Magazine Lunedì 22 gennaio 2001

2 chiacchere con una scrittrice genovese

Scrittrice, appassionata di danza, ora giornalista. Sembra proprio che Paola Mordiglia non possa fare a meno di esprimersi in qualche modo.
"Ho iniziato a fare danza tardi. Avevo 12 anni. Dopo aver visto Flash Dance mi è venuta voglia di saper ballare come Jennifer Beals. Da allora questa passione non mi ha mai più abbandonata.
Nei ritagli di tempo riesco ad insegnare danza moderna ai bambini. Organizzo spettacoli per loro tratti dalle fiabe. Oggi più che la danza mi attrae la coreografia. Mi piace creare. Vale anche per la scrittura. Ho delle idee e mi faccio trasportare dalla fantasia . Mi piace inventare una storia, crearla."
Raccontaci qualcosa della tua esperienza televisiva
"Ho lavorato a Pinocchio con Lerner, a Tempi Moderni, a Circus. Da poco lavoro a Studio Aperto. A volte, come giornalista, intervistando, mi capita di innamorarmi di un dettaglio, un particolare che mi attrae più della notizia. Sono curiosa delle storie che stanno dietro ai fatti che mi raccontano."
Per lavoro ti sei trasferita. Genova e Milano: due città a confronto, cosa ne pensi?
"Genova è dura, molto chiusa. A volte ti viene voglia di sbattere la testa contro il muro... Milano è una città cattiva, che ti fa diventare cattiva.
Ma adoro Genova. Si respira un non so che... C'è un'aria speciale, che sa di mare, di monti, di fritto misto. E' una striscetta, Genova, ma racchiude tutti questi sapori."
Se potessi portarti via da Genova qualcosa...
"...sono indecisa tra la focaccia, la bella focaccia calda del mattino, e Sottoripa, la sua atmosfera, la sua gente."
Se ami Sottoripa avrai senz'altro un parere sulla sopraelevata.
"Eccome! Il mio sogno impossibile sarebbe di avere la sopraelevata pedonale, ciclabile, con panchine e fiori."

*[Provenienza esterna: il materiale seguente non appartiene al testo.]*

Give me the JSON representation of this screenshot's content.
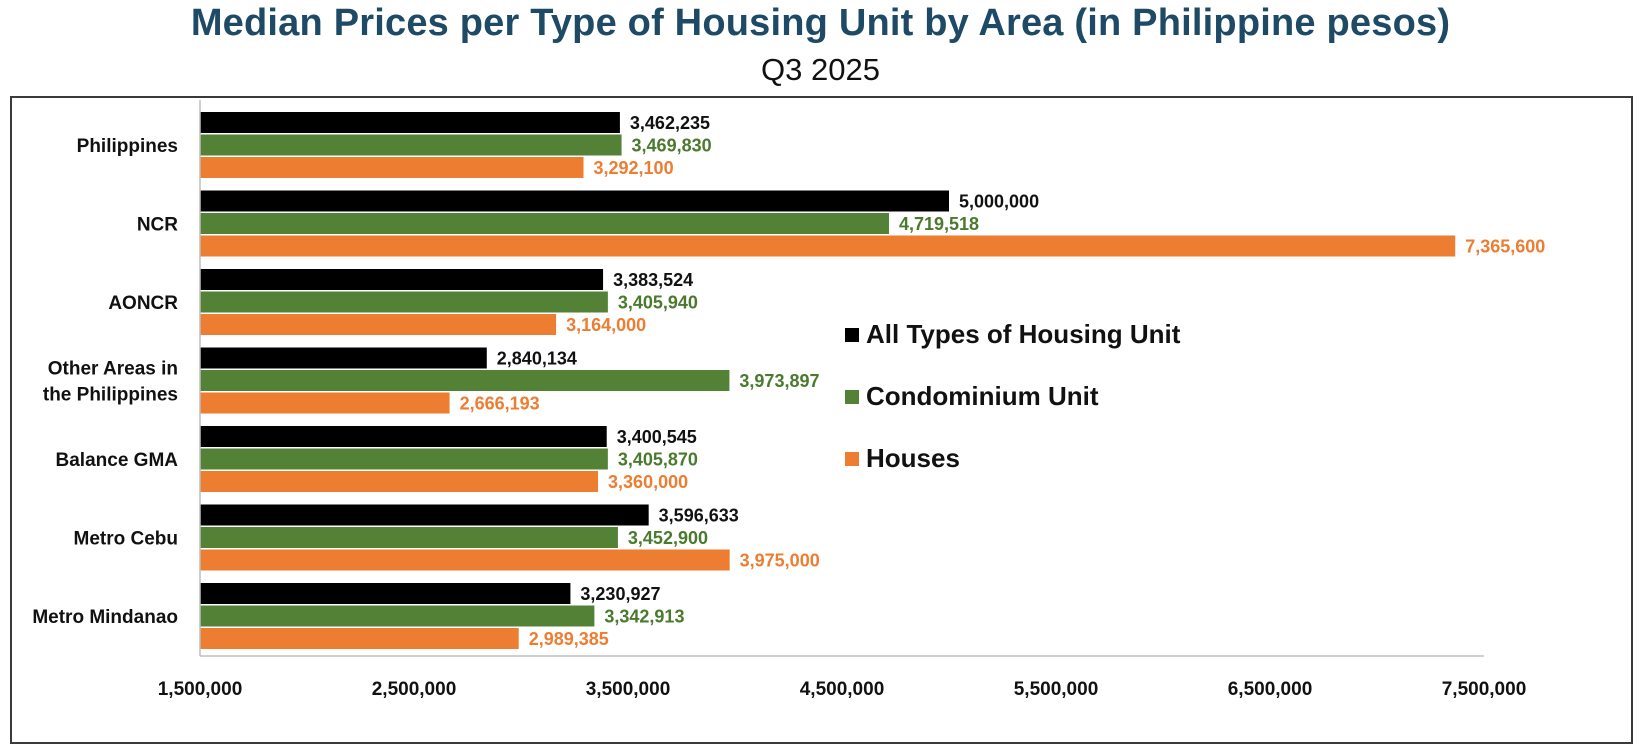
{
  "title": "Median Prices per Type of Housing Unit by Area (in Philippine pesos)",
  "subtitle": "Q3 2025",
  "chart_data": {
    "type": "bar",
    "orientation": "horizontal",
    "categories": [
      "Philippines",
      "NCR",
      "AONCR",
      "Other Areas in the Philippines",
      "Balance GMA",
      "Metro Cebu",
      "Metro Mindanao"
    ],
    "category_lines": [
      [
        "Philippines"
      ],
      [
        "NCR"
      ],
      [
        "AONCR"
      ],
      [
        "Other Areas in",
        "the Philippines"
      ],
      [
        "Balance GMA"
      ],
      [
        "Metro Cebu"
      ],
      [
        "Metro Mindanao"
      ]
    ],
    "series": [
      {
        "name": "All Types of Housing Unit",
        "color": "#000000",
        "label_color": "#111111",
        "values": [
          3462235,
          5000000,
          3383524,
          2840134,
          3400545,
          3596633,
          3230927
        ],
        "labels": [
          "3,462,235",
          "5,000,000",
          "3,383,524",
          "2,840,134",
          "3,400,545",
          "3,596,633",
          "3,230,927"
        ]
      },
      {
        "name": "Condominium Unit",
        "color": "#538135",
        "label_color": "#4a7a2e",
        "values": [
          3469830,
          4719518,
          3405940,
          3973897,
          3405870,
          3452900,
          3342913
        ],
        "labels": [
          "3,469,830",
          "4,719,518",
          "3,405,940",
          "3,973,897",
          "3,405,870",
          "3,452,900",
          "3,342,913"
        ]
      },
      {
        "name": "Houses",
        "color": "#ed7d31",
        "label_color": "#ed7d31",
        "values": [
          3292100,
          7365600,
          3164000,
          2666193,
          3360000,
          3975000,
          2989385
        ],
        "labels": [
          "3,292,100",
          "7,365,600",
          "3,164,000",
          "2,666,193",
          "3,360,000",
          "3,975,000",
          "2,989,385"
        ]
      }
    ],
    "xlim": [
      1500000,
      7500000
    ],
    "x_ticks": [
      1500000,
      2500000,
      3500000,
      4500000,
      5500000,
      6500000,
      7500000
    ],
    "x_tick_labels": [
      "1,500,000",
      "2,500,000",
      "3,500,000",
      "4,500,000",
      "5,500,000",
      "6,500,000",
      "7,500,000"
    ],
    "grid": false,
    "legend_position": "center-right"
  }
}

La tua passione per la nostra città traspare da ogni pagina del tuo primo romanzo del 1998 Fucking Matura, Il giorno dell'esame. Che ne pensi della nuova maturità e del mondo della scuola oggi?

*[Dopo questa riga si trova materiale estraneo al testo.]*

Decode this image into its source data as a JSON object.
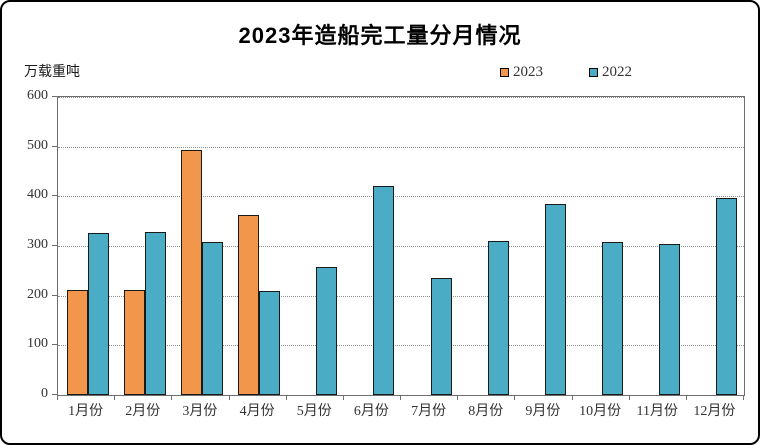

"La matura alla fine è sempre quella, qualunque siano le regole, il solo nome ti fa star male!! A scuola è importante avere un buon rapporto con i professori e non è sempre facile.
Oggi sarebbe intelligente, quando si parla di Svevo, parlare anche di Woody Allen. Se accanto ai classici, che ho studiato (e ne sono felice), ci fossero anche altre proposte di lettura forse i ragazzi considererebbero i libri meno ostici."